Глава IV
9 июля 2014 г. в 18:45
***
Потом были дороги, долгие дороги, которые то пересекались, то расходились в разные стороны, но всё неизбежно уходили вдаль, и, поднимая длинные столбы пыли, постепенно терялись за горизонтом. Это были дороги прошлого. Пути грядущего невидимы.
***
Ренье де Шартр, архиепископ Реймский по счастливому стечению обстоятельств и главный палач по истинному призванию своей души, повёл такую речь:
- Ты, дева Жанна, прозванная Жанеттой в своей родной деревне, где ты пасла овец, продолжаешь ли ты утверждать, будто услышала голос Господа нашего, который якобы повелел тебе спасти Францию от англичан?
- Да, сударь. Это правда. - ответила девушка. За её спиной послышался недобрый смех. Солдаты, священники, придворные лизоблюды - взгляды всех этих людей, окружавших её последние месяцы, были устремлены на неё.
- Так, значит, Бог ненавидит англичан? - продолжил допрос епископ.
- Не знаю, сударь, любит ли Господь англичан или ненавидит их. Я только знаю, что все англичане будут изгнаны из французской земли, кроме тех, кто здесь погибнет.
- Так, значит, ты мнишь себя посланницей небес, избранной дочерью Господа нашего? "Имеющий уши да услышит, имеющий глаза да увидит..."? - ухмыльнулся епископ.

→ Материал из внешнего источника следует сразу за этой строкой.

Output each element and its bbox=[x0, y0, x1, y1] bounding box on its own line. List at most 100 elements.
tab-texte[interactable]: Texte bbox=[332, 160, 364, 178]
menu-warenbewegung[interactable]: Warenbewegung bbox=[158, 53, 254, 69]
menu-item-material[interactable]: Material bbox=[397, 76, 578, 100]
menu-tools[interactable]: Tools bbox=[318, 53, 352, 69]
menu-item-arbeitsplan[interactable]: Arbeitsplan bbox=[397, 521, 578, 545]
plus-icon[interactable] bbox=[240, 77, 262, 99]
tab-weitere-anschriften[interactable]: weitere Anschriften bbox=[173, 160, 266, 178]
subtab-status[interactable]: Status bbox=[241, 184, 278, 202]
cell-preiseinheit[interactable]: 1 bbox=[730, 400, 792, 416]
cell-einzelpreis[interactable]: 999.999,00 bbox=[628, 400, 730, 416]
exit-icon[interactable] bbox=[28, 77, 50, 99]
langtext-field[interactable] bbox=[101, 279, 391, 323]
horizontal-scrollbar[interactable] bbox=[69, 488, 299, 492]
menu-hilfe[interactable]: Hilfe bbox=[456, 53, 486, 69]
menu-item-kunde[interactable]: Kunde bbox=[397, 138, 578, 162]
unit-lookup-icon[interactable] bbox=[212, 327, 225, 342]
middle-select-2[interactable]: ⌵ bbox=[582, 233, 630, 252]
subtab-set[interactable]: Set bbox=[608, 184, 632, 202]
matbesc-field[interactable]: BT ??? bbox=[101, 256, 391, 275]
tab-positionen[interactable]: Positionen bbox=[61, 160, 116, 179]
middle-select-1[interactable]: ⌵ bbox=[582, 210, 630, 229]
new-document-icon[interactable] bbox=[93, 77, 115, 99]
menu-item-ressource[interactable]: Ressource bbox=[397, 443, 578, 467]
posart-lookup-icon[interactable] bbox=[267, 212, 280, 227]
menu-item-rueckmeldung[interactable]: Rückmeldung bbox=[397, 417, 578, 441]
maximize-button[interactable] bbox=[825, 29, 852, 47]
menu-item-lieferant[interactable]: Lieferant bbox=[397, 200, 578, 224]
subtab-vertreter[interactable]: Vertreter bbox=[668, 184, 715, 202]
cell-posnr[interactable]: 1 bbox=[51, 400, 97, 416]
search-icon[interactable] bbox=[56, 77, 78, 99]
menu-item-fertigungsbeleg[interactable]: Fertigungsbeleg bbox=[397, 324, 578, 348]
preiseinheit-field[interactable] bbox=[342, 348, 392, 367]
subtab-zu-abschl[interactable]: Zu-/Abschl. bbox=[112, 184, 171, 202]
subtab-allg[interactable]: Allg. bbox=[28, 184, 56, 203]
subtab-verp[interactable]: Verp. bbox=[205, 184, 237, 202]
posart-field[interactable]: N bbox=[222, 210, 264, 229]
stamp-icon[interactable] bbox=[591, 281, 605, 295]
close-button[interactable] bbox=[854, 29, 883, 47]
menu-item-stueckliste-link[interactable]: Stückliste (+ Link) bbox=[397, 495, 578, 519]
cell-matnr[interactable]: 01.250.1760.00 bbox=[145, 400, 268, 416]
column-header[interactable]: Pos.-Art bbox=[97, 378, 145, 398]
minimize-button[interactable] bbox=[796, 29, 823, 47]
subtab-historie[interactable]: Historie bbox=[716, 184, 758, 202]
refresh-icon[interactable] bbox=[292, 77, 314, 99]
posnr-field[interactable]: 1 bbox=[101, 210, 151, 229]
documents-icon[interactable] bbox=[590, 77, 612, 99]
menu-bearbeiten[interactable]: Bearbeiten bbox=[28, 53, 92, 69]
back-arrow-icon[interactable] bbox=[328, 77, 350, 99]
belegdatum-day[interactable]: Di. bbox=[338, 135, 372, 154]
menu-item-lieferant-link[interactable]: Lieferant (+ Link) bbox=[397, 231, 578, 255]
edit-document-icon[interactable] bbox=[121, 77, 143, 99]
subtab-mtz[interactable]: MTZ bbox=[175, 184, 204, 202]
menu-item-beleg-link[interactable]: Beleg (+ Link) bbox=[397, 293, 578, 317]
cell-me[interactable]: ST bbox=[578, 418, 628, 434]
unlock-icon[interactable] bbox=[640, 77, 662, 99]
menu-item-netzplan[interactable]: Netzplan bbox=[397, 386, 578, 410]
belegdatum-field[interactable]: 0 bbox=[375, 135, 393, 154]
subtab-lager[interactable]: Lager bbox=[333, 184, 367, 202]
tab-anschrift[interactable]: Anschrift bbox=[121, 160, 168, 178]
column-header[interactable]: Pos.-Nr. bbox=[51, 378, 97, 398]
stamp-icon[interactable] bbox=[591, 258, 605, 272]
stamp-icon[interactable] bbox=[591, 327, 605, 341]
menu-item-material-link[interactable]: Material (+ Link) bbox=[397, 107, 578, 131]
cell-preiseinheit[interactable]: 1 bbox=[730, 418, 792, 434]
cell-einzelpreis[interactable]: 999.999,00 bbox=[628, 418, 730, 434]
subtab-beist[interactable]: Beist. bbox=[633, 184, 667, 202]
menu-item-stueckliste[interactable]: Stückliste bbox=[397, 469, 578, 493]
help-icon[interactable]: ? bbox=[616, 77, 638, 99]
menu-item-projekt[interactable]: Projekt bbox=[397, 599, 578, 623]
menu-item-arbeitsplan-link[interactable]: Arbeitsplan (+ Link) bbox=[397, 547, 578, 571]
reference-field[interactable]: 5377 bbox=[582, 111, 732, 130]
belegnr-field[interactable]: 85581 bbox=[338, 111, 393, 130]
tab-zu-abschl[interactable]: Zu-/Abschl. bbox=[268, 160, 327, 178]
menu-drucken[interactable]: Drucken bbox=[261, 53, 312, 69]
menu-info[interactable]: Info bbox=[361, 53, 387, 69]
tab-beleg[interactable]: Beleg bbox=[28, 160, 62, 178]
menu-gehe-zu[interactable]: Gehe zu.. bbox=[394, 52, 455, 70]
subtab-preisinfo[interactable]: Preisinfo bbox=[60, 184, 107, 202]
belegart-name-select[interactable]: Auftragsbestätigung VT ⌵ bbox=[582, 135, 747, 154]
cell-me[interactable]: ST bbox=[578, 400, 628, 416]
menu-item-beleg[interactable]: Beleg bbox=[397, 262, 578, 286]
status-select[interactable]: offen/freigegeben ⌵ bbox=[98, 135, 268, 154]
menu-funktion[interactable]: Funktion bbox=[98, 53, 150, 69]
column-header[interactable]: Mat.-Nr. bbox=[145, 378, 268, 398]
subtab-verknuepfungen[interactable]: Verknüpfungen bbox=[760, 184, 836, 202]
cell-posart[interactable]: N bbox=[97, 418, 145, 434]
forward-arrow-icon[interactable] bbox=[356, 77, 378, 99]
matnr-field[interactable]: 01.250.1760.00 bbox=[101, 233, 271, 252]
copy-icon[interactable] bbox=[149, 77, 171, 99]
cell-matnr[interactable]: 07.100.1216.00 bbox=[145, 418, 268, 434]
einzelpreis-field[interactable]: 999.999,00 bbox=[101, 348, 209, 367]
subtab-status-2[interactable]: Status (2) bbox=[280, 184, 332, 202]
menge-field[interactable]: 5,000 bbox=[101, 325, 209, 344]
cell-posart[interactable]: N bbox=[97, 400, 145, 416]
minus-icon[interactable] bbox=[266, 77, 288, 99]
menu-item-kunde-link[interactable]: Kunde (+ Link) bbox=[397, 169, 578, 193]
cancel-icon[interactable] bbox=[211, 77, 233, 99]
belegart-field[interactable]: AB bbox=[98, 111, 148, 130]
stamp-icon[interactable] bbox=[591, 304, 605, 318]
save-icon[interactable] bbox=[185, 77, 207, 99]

- Нет, сударь. Я никогда этого не говорила.
- Нет? Разве ты не мнишь себя великой дочерью Франции?
- Я - дочь своей матери, сударь. - ответила Жанна - Но Господь одарил меня своей великой милостью.

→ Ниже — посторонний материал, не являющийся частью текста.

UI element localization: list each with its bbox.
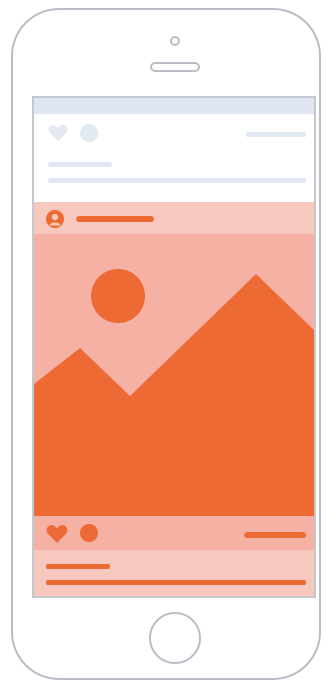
heart-icon[interactable]: [48, 124, 68, 142]
comment-bubble-icon[interactable]: [80, 124, 98, 142]
home-button[interactable]: [149, 612, 201, 664]
post-image[interactable]: [34, 234, 314, 516]
username-placeholder[interactable]: [76, 216, 154, 222]
earpiece-speaker: [150, 62, 200, 72]
post-actions-bar: [34, 516, 314, 550]
user-avatar-icon[interactable]: [46, 210, 64, 228]
landscape-image-icon: [34, 234, 314, 516]
status-bar: [34, 98, 314, 114]
post-header: [34, 202, 314, 234]
highlighted-post-card: [34, 202, 314, 596]
likes-count-placeholder: [244, 532, 306, 538]
heart-icon[interactable]: [46, 524, 68, 544]
prev-post-caption-placeholder: [48, 162, 112, 167]
phone-screen: [32, 96, 316, 598]
prev-post-meta-placeholder: [246, 132, 306, 137]
caption-placeholder: [46, 580, 306, 585]
comment-bubble-icon[interactable]: [80, 524, 98, 542]
prev-post-caption-placeholder: [48, 178, 306, 183]
caption-placeholder: [46, 564, 110, 569]
phone-mockup: [0, 0, 336, 690]
front-camera: [170, 36, 180, 46]
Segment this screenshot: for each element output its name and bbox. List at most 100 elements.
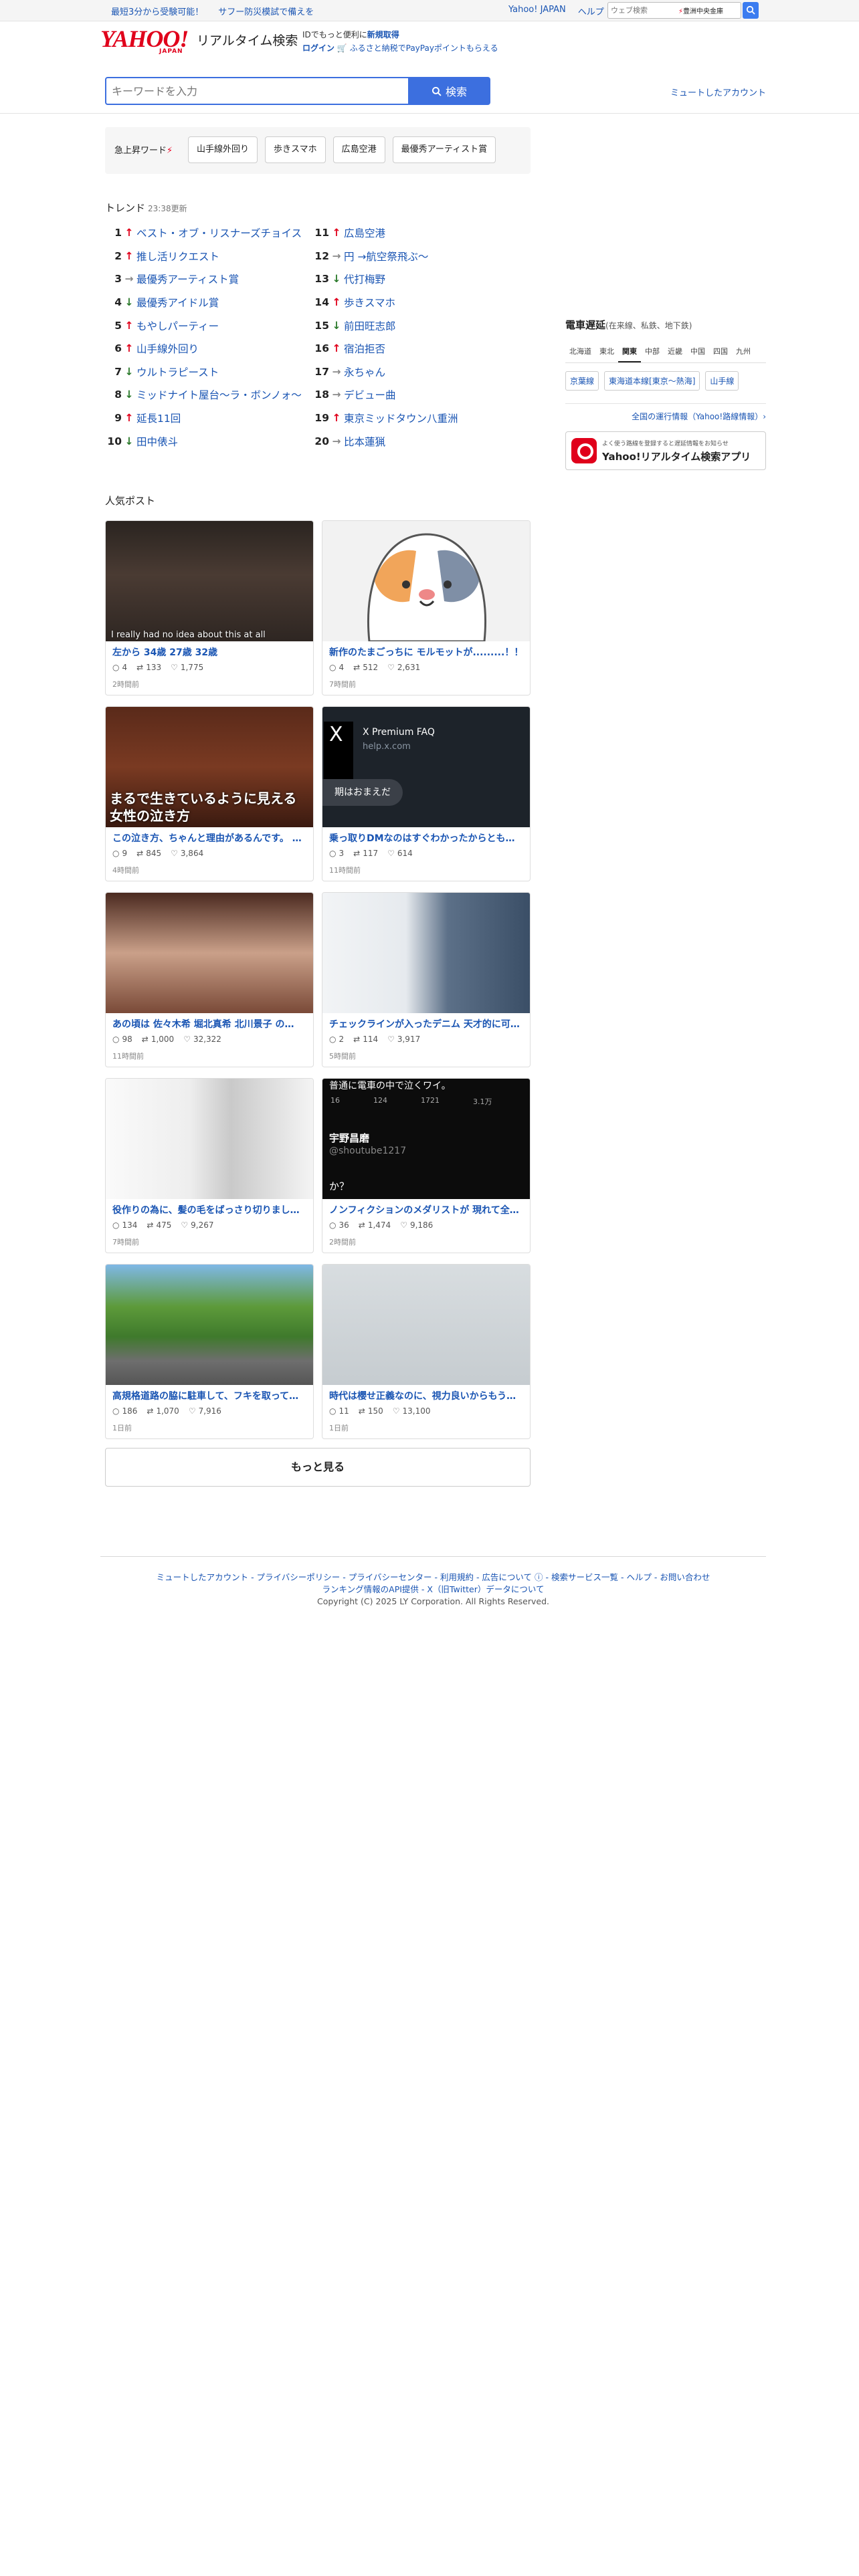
post-image[interactable]	[106, 1079, 313, 1199]
repost-count[interactable]: ⇄ 133	[136, 663, 161, 672]
trend-item[interactable]: 17 → 永ちゃん	[314, 360, 515, 384]
signup-link[interactable]: 新規取得	[367, 30, 399, 39]
reply-count[interactable]: ○ 4	[112, 663, 127, 672]
rising-chip[interactable]: 歩きスマホ	[265, 136, 326, 163]
hot-word[interactable]: ⚡豊洲中央金庫	[678, 5, 723, 15]
post-title[interactable]: 高規格道路の脇に駐車して、フキを取って…	[112, 1389, 308, 1402]
trend-item[interactable]: 16 ↑ 宿泊拒否	[314, 337, 515, 360]
repost-count[interactable]: ⇄ 1,000	[142, 1035, 174, 1044]
post-title[interactable]: 乗っ取りDMなのはすぐわかったからとも…	[329, 831, 524, 845]
trend-text[interactable]: ミッドナイト屋台〜ラ・ボンノォ〜	[136, 387, 302, 402]
post-title[interactable]: 役作りの為に、髪の毛をばっさり切りまし…	[112, 1203, 308, 1216]
post-image[interactable]: I really had no idea about this at all	[106, 521, 313, 641]
repost-count[interactable]: ⇄ 845	[136, 849, 161, 858]
reply-count[interactable]: ○ 36	[329, 1220, 349, 1230]
rising-chip[interactable]: 山手線外回り	[188, 136, 258, 163]
like-count[interactable]: ♡ 614	[387, 849, 413, 858]
region-tab[interactable]: 関東	[618, 342, 641, 362]
repost-count[interactable]: ⇄ 1,474	[359, 1220, 391, 1230]
delayed-line[interactable]: 山手線	[705, 371, 739, 391]
region-tab[interactable]: 北海道	[565, 342, 595, 362]
like-count[interactable]: ♡ 3,864	[171, 849, 203, 858]
help-link[interactable]: ヘルプ	[578, 5, 604, 17]
rising-chip[interactable]: 最優秀アーティスト賞	[392, 136, 496, 163]
all-operations-link[interactable]: 全国の運行情報（Yahoo!路線情報）›	[565, 403, 766, 422]
repost-count[interactable]: ⇄ 475	[147, 1220, 171, 1230]
trend-item[interactable]: 13 ↓ 代打梅野	[314, 267, 515, 291]
post-card[interactable]: 普通に電車の中で泣くワイ。 16 124 1721 3.1万 宇野昌磨 @shoutube1…	[322, 1078, 531, 1253]
repost-count[interactable]: ⇄ 1,070	[147, 1406, 179, 1416]
post-title[interactable]: この泣き方、ちゃんと理由があるんです。 実は…	[112, 831, 308, 845]
region-tab[interactable]: 九州	[732, 342, 755, 362]
reply-count[interactable]: ○ 2	[329, 1035, 344, 1044]
region-tab[interactable]: 四国	[709, 342, 732, 362]
repost-count[interactable]: ⇄ 512	[353, 663, 378, 672]
trend-text[interactable]: 宿泊拒否	[344, 341, 385, 356]
footer-links[interactable]: ミュートしたアカウント - プライバシーポリシー - プライバシーセンター - …	[100, 1572, 766, 1584]
post-card[interactable]: 時代は櫻せ正義なのに、視力良いからもう… ○ 11 ⇄ 150 ♡ 13,100 1日前	[322, 1264, 531, 1439]
trend-text[interactable]: 代打梅野	[344, 272, 385, 286]
top-promo-link-1[interactable]: 最短3分から受験可能！	[111, 5, 203, 17]
post-card[interactable]: I really had no idea about this at all 左か…	[105, 520, 314, 695]
trend-item[interactable]: 15 ↓ 前田旺志郎	[314, 314, 515, 337]
trend-text[interactable]: 山手線外回り	[136, 341, 199, 356]
reply-count[interactable]: ○ 3	[329, 849, 344, 858]
trend-text[interactable]: 永ちゃん	[344, 364, 385, 379]
trend-item[interactable]: 7 ↓ ウルトラピースト	[107, 360, 308, 384]
post-card[interactable]: まるで生きているように見える 女性の泣き方 この泣き方、ちゃんと理由があるんです。…	[105, 706, 314, 881]
reply-count[interactable]: ○ 9	[112, 849, 127, 858]
trend-item[interactable]: 8 ↓ ミッドナイト屋台〜ラ・ボンノォ〜	[107, 383, 308, 407]
rising-chip[interactable]: 広島空港	[332, 136, 385, 163]
trend-item[interactable]: 2 ↑ 推し活リクエスト	[107, 245, 308, 268]
login-link[interactable]: ログイン	[302, 43, 335, 53]
repost-count[interactable]: ⇄ 150	[359, 1406, 383, 1416]
post-image[interactable]	[106, 893, 313, 1013]
reply-count[interactable]: ○ 98	[112, 1035, 132, 1044]
like-count[interactable]: ♡ 3,917	[387, 1035, 420, 1044]
trend-text[interactable]: 前田旺志郎	[344, 318, 396, 333]
post-title[interactable]: 左から 34歳 27歳 32歳	[112, 645, 308, 659]
trend-text[interactable]: 歩きスマホ	[344, 295, 395, 310]
trend-text[interactable]: もやしパーティー	[136, 318, 219, 333]
post-card[interactable]: 高規格道路の脇に駐車して、フキを取って… ○ 186 ⇄ 1,070 ♡ 7,916 1日前	[105, 1264, 314, 1439]
furusato-link[interactable]: ふるさと納税でPayPayポイントもらえる	[350, 43, 498, 53]
delayed-line[interactable]: 京葉線	[565, 371, 599, 391]
trend-item[interactable]: 5 ↑ もやしパーティー	[107, 314, 308, 337]
trend-item[interactable]: 10 ↓ 田中俵斗	[107, 429, 308, 453]
trend-item[interactable]: 11 ↑ 広島空港	[314, 221, 515, 245]
post-title[interactable]: 新作のたまごっちに モルモットが.........！！	[329, 645, 524, 659]
like-count[interactable]: ♡ 13,100	[393, 1406, 431, 1416]
trend-item[interactable]: 3 → 最優秀アーティスト賞	[107, 267, 308, 291]
trend-text[interactable]: ベスト・オブ・リスナーズチョイス	[136, 225, 302, 240]
post-image[interactable]: X X Premium FAQ help.x.com 期はおまえだ	[322, 707, 530, 827]
trend-text[interactable]: 延長11回	[136, 411, 181, 425]
post-title[interactable]: あの頃は 佐々木希 堀北真希 北川景子 の…	[112, 1017, 308, 1031]
trend-item[interactable]: 4 ↓ 最優秀アイドル賞	[107, 291, 308, 314]
trend-text[interactable]: 東京ミッドタウン八重洲	[344, 411, 458, 425]
muted-accounts-link[interactable]: ミュートしたアカウント	[670, 86, 766, 98]
like-count[interactable]: ♡ 7,916	[189, 1406, 221, 1416]
reply-count[interactable]: ○ 134	[112, 1220, 137, 1230]
like-count[interactable]: ♡ 32,322	[183, 1035, 221, 1044]
post-image[interactable]: 普通に電車の中で泣くワイ。 16 124 1721 3.1万 宇野昌磨 @shoutube1…	[322, 1079, 530, 1199]
region-tab[interactable]: 中国	[686, 342, 709, 362]
trend-item[interactable]: 1 ↑ ベスト・オブ・リスナーズチョイス	[107, 221, 308, 245]
trend-text[interactable]: 最優秀アーティスト賞	[136, 272, 239, 286]
reply-count[interactable]: ○ 4	[329, 663, 344, 672]
trend-text[interactable]: 広島空港	[344, 225, 385, 240]
post-image[interactable]	[322, 521, 530, 641]
post-title[interactable]: チェックラインが入ったデニム 天才的に可…	[329, 1017, 524, 1031]
post-card[interactable]: 役作りの為に、髪の毛をばっさり切りまし… ○ 134 ⇄ 475 ♡ 9,267 7時間前	[105, 1078, 314, 1253]
post-card[interactable]: 新作のたまごっちに モルモットが.........！！ ○ 4 ⇄ 512 ♡ 2,631 7…	[322, 520, 531, 695]
reply-count[interactable]: ○ 186	[112, 1406, 137, 1416]
trend-text[interactable]: デビュー曲	[344, 387, 396, 402]
trend-item[interactable]: 19 ↑ 東京ミッドタウン八重洲	[314, 407, 515, 430]
trend-item[interactable]: 20 → 比本蓮猟	[314, 429, 515, 453]
post-image[interactable]	[106, 1265, 313, 1385]
trend-text[interactable]: 比本蓮猟	[344, 434, 385, 449]
post-card[interactable]: X X Premium FAQ help.x.com 期はおまえだ乗っ取りDMなのはす…	[322, 706, 531, 881]
search-input[interactable]	[106, 78, 408, 104]
post-image[interactable]	[322, 1265, 530, 1385]
web-search-input[interactable]	[608, 6, 678, 15]
trend-item[interactable]: 6 ↑ 山手線外回り	[107, 337, 308, 360]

- Это так, дитя, это так. Но разве не Господь учил нас: "Возлюби ближнего своего как самоё себя"? А ты, Жанна, по собственному заверению избранница божия, сражалась с мечом в руках, отставив святое знамя! - и епископ прибавил чуть тише - Тому есть свидетели...
- Я хотела защитить народ, сударь. Я хотела защитить Францию.

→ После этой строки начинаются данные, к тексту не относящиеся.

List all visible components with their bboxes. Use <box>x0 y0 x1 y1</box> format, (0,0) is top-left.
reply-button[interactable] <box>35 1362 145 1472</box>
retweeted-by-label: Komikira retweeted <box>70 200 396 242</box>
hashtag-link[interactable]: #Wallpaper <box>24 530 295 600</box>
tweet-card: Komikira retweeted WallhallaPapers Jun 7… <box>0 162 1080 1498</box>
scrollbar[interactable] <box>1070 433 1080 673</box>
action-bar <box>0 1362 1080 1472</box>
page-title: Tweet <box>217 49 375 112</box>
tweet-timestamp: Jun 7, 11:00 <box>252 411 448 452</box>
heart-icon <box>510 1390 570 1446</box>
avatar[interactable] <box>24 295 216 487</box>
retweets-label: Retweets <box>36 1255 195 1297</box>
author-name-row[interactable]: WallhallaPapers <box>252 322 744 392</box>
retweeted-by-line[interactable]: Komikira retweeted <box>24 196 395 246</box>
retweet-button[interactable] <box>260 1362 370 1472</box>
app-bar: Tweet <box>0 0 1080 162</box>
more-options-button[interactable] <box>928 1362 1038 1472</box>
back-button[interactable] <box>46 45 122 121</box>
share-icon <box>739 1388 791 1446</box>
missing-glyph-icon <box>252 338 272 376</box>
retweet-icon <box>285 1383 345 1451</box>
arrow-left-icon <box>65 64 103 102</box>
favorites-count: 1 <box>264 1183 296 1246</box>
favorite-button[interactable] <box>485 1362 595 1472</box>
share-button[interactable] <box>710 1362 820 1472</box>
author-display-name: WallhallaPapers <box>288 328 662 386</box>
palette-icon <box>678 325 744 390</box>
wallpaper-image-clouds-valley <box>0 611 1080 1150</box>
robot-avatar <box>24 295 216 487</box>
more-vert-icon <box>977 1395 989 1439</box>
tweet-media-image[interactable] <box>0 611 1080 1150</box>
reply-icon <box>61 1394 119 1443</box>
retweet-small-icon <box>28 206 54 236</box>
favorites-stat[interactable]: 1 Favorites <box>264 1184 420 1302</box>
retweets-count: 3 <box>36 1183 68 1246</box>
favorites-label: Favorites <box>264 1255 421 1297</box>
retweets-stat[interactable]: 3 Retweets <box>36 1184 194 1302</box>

- Ты хочешь сказать, что меч может защитить народ лучше, чем святое знамя?
- Вера, заключённая в душе человека, сильнее всего на свете. - ответила Жанна.
- Так, значит, это из любви к ближнему ты разила англичан своими мечом? - продолжил епископ Реймский.
- Да, сударь. Я это делала не из ненависти к англичанам, а из любви к французам. Я просила англичан оставить нашу Родину и уйти с миром, я слёзно молила их об этом...
- И что же англичане тебе ответили? - снисходительно улыбнулся епископ Реймский.
- Они лишь посмеялись надо мной.
- Жанна, дитя моё, ответь мне: неужели это Господь повелел тебе носить мужские одежды? Разве ты не знаешь, что это страшный грех?! Этим ты пытаешься сравниться с мужчиной!
- О нет, сударь! - сказала Жанна - Если бы я могла вернуться домой, я тот час же надела бы своё девичье платье.
- Довольно, Жанна! - закричал епископ Реймский. От возмущения на его лице проступили красные пятна. - Мы уже достаточно наслушались твоей ереси! Признайся: это дьявол явился тебе в образе святого Михаила и заставил своих бесов явиться тебе в образе святых Екатерины и Маргариты! Это лукавый ввёл тебя во искушение!
- Нет, сударь! - воскликнула девушка - Со мною говорили святые Михаил, Екатерина и Маргарита. От них исходил великий благодатный свет - свет истинной любви.
- Ты богохульствуешь, Жанна! Если ты будешь продолжать, мы отлучим тебя от святой католической церкви!
- О нет, сударь! - ответила девушка. Ведь тело человека - храм его души. Но если вы всё же решите отлучить мою душу от моего тела-церкви, то тогда она отправиться к тому, во чью славу возводятся все земные церкви.
- Довольно, судари мои. - сказал епископ Реймский. Его лицо было багровым от гнева. - Мы достаточно слушали эту еретичку. Теперь мы должны вынести ей достойный приговор.
В отдалении от прочих святых отцов стоял молодой священник. Он был не искушён жизнью и чист душой, поэтому он мог видеть благодатный свет, который исходил от лица этой девушки, сумевшей дать отпор жестоким врагам на поле сражения и этим тщеславным и лицемерным палачам-судьям под сводами древнего и прекрасного собора. Его подписи не будет на вынесенном ей приговоре - одной-единственной подписи - и поэтому он мог смотреть в её ясные, всегда печальные глаза. Его губы едва слышно шептали:
- Подкрепите меня вином, освежите меня яблоками, ибо я изнемогаю от любви...
И когда стражники уводили Жанну, он склонился перед ней и поцеловал края её одежды.